Para coibir interferências de traficantes e de milícias no processo eleitoral nas favelas cariocas, cerca de 3,5 mil agentes da Marinha e do Exército se revezarão entre 28 comunidades do Rio de Janeiro até o próximo dia 5 de outubro, em princípio. O procurador vê a iniciativa com reservas:

– Uma política de confronto pode trazer conseqüências piores do que a ausência desse tipo de intervenção. Táticas de inteligência seriam melhor, com trabalho policial propriamente dito. Mas a decisão está tomada. Agora, o importante é que essa tropa seja conduzida com responsabilidade e eficiência.

Igualmente importante no processo democrático, a cobertura das eleições pelos jornais foi debatida pelos palestrantes. Segundo Alessandra Aldé, que há 12 anos estuda a participação da imprensa nesta área, por meio do Doxa, Laboratório de Pesquisa em Comunicação Política e Opinião Pública, houve amadurecimento e valorização da mídia impressa:

– Os cidadãos se baseiam no jornal impresso para escolher em quem vão votar. Eles acreditam que ali é um espaço imparcial, ao contrário do horário eleitoral gratuito. Os candidatos também notaram isso e passaram a valorizar a mídia externa.

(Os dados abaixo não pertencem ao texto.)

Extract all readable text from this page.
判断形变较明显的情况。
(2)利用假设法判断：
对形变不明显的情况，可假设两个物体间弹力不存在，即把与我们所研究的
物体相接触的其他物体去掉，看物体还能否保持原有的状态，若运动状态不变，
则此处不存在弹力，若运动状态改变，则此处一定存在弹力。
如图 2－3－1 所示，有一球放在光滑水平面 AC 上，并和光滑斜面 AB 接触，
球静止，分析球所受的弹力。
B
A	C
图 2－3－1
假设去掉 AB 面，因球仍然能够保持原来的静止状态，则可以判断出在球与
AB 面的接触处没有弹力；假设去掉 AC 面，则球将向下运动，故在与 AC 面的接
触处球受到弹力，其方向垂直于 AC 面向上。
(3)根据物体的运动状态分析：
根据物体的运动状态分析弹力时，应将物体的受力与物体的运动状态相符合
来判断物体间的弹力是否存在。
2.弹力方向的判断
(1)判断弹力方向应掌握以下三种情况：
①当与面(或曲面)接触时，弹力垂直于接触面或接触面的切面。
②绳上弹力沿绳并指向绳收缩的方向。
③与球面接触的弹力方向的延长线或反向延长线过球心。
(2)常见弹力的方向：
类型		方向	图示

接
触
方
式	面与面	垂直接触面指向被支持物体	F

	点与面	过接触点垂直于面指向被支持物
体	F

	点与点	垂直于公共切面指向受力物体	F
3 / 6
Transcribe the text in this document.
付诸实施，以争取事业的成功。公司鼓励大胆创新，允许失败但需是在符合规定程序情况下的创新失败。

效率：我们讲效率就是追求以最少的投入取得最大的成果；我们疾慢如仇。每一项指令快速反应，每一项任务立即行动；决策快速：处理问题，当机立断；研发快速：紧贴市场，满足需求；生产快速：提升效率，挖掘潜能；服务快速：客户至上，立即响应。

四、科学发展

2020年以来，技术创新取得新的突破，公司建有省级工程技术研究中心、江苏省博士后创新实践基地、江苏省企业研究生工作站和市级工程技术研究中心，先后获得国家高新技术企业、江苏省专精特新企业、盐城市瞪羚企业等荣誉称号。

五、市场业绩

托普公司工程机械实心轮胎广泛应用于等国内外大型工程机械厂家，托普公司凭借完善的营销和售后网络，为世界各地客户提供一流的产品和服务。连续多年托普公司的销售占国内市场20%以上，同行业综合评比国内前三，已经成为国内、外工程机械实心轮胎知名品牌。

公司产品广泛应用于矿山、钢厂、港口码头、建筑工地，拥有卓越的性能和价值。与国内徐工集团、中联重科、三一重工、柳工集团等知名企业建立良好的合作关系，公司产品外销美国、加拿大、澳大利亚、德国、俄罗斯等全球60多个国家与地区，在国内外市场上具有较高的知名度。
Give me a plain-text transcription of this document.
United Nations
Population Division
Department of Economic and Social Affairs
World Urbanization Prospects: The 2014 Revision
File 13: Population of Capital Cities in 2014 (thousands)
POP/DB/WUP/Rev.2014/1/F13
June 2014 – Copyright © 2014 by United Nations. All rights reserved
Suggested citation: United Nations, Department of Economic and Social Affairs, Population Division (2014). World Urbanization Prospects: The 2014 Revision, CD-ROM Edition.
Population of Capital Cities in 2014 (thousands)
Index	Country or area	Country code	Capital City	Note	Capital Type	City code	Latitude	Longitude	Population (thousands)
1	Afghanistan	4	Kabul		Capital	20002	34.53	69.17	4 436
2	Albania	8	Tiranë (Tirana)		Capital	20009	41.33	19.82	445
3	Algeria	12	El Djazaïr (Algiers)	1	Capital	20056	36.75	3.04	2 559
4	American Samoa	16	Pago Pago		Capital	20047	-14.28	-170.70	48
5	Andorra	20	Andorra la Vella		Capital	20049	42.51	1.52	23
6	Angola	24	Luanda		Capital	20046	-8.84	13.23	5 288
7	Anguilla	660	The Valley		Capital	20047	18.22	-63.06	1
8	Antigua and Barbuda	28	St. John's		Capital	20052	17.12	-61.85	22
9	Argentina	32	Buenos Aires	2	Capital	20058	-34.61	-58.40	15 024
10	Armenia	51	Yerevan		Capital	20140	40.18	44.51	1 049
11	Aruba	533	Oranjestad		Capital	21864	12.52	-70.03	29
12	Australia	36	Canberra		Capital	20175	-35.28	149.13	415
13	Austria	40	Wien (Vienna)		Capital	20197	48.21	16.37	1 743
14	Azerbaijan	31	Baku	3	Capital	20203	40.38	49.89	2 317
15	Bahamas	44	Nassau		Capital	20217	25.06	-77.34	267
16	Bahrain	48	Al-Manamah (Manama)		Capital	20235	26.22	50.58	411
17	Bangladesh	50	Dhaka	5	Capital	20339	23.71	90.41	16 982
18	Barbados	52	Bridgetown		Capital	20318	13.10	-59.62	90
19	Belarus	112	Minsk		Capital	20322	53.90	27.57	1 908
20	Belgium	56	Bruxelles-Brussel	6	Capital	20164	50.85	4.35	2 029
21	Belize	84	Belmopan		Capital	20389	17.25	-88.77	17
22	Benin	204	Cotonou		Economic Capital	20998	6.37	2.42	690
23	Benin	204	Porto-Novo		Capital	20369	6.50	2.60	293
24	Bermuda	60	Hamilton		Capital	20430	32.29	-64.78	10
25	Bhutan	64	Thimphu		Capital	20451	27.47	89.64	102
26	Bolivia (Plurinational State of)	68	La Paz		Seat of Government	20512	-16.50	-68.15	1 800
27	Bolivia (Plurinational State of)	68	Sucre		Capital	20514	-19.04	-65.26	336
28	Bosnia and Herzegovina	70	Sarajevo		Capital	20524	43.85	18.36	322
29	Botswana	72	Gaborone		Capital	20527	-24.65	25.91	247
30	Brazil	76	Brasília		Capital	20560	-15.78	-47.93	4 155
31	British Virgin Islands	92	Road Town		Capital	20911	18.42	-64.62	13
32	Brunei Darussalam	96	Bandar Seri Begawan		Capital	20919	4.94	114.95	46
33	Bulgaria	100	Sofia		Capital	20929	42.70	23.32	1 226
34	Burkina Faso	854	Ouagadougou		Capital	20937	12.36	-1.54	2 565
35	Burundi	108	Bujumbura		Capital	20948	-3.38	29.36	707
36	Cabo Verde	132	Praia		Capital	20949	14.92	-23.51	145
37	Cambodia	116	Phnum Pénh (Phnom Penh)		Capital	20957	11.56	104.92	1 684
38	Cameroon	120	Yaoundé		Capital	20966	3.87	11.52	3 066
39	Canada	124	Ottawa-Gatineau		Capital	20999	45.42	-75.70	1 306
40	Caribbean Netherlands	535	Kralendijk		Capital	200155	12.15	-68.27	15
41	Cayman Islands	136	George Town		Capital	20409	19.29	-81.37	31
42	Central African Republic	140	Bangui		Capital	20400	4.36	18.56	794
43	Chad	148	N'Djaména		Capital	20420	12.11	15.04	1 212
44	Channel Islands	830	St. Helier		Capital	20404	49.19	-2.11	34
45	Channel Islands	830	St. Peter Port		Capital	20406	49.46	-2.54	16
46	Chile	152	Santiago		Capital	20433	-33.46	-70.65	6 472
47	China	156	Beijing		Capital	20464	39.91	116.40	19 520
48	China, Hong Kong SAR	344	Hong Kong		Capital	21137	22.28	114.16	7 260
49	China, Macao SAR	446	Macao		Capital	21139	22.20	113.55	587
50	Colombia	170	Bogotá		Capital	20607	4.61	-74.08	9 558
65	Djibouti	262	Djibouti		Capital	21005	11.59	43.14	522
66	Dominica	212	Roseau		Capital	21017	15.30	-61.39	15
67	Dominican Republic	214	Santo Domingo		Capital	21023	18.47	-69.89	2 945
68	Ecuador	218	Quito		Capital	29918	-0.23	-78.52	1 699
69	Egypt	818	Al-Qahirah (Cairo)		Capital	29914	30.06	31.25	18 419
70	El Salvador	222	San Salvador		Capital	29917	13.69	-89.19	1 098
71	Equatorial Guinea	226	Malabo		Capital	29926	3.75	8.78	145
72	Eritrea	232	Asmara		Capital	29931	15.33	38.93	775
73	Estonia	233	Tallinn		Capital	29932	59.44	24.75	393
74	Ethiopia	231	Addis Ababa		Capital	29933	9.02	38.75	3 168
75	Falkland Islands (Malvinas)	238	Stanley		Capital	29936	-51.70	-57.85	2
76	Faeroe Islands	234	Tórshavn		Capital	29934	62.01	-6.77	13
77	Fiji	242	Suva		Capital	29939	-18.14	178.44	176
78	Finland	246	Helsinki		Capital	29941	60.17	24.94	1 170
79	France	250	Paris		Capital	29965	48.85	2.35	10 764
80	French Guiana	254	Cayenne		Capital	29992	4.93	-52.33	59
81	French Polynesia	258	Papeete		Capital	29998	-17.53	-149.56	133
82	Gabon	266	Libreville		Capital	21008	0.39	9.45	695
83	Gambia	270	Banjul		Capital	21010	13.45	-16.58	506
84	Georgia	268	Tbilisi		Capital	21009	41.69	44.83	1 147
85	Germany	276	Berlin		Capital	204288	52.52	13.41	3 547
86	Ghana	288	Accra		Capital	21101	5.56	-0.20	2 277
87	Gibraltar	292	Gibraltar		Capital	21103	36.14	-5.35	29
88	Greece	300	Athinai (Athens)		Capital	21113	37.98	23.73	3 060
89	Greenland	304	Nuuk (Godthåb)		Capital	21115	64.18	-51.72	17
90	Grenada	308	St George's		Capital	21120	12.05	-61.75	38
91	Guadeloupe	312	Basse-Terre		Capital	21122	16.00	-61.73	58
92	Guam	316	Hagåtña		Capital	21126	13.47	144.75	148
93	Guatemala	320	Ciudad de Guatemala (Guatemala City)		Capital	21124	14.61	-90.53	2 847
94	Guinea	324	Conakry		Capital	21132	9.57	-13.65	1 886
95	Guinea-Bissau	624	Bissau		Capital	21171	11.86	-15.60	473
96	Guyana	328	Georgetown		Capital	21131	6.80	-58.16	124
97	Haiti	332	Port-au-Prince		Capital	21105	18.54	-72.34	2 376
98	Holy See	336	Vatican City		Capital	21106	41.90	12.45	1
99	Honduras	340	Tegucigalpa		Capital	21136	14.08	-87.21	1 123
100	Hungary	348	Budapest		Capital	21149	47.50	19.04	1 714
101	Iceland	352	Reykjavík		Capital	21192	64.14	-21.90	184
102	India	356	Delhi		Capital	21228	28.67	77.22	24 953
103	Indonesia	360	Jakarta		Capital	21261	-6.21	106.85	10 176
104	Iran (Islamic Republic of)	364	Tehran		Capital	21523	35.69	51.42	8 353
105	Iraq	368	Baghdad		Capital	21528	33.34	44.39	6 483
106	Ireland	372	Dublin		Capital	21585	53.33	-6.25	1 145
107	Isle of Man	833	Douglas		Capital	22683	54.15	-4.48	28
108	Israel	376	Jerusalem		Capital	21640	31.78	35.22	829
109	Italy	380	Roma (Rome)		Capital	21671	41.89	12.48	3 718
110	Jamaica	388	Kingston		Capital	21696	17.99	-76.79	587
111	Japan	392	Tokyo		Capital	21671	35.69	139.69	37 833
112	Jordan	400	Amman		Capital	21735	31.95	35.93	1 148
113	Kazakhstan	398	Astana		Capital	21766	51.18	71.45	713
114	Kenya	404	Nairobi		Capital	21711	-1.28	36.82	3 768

Para Chico Otávio, a cobertura eleitoral ainda precisa melhorar. Ele ressaltou, na palestra, a necessidade de focar mais as eleições proporcionais (vereadores e deputados); no desempenho desses políticos e nos interesses por eles contemplados. Sobre a abordagem de escândalos políticos, o repórter do Globo ponderou:

– É preciso ser razoável. Na redação, brincamos: se o candidato passou um cheque sem fundos porque seu pagamento atrasou, tudo bem. Mas se ele passou 140 cheques, isso é informação pública. A gente deve servir de ponte entre o Poder Judiciário e o leitor, mostrar quem esse cara é, para que o eleitor decida se o candidato ainda merece seu voto.

Parte dos esforços para resguardar a transparência e controlar os excessos associa-se às regras do jogo eleitoral. A cada eleição, um conjunto de normas é formulado e reformulado. Neste ano, a maior mudança remete à publicidade na internet. Sob pena de cassação, a propaganda ficou restrita às páginas eletrônicas dos candidatos. Divulgação de vídeos, links patrocinados e blogs estão proibidos.

– Essa mudança precisa ser digerida – ressalvou Rogério – A lei atual passou da medida, está muito rígida – opinou.

Em relação à cobertura da imprensa, o procurador esclareceu que, segundo a lei, os jornais podem ser parciais, "desde que deixem isso claro para o leitor". Carla Siqueira lembrou o compromisso jornalístico com o interesse público e com o equilíbrio deve guiar o trabalho dos repórteres e editores.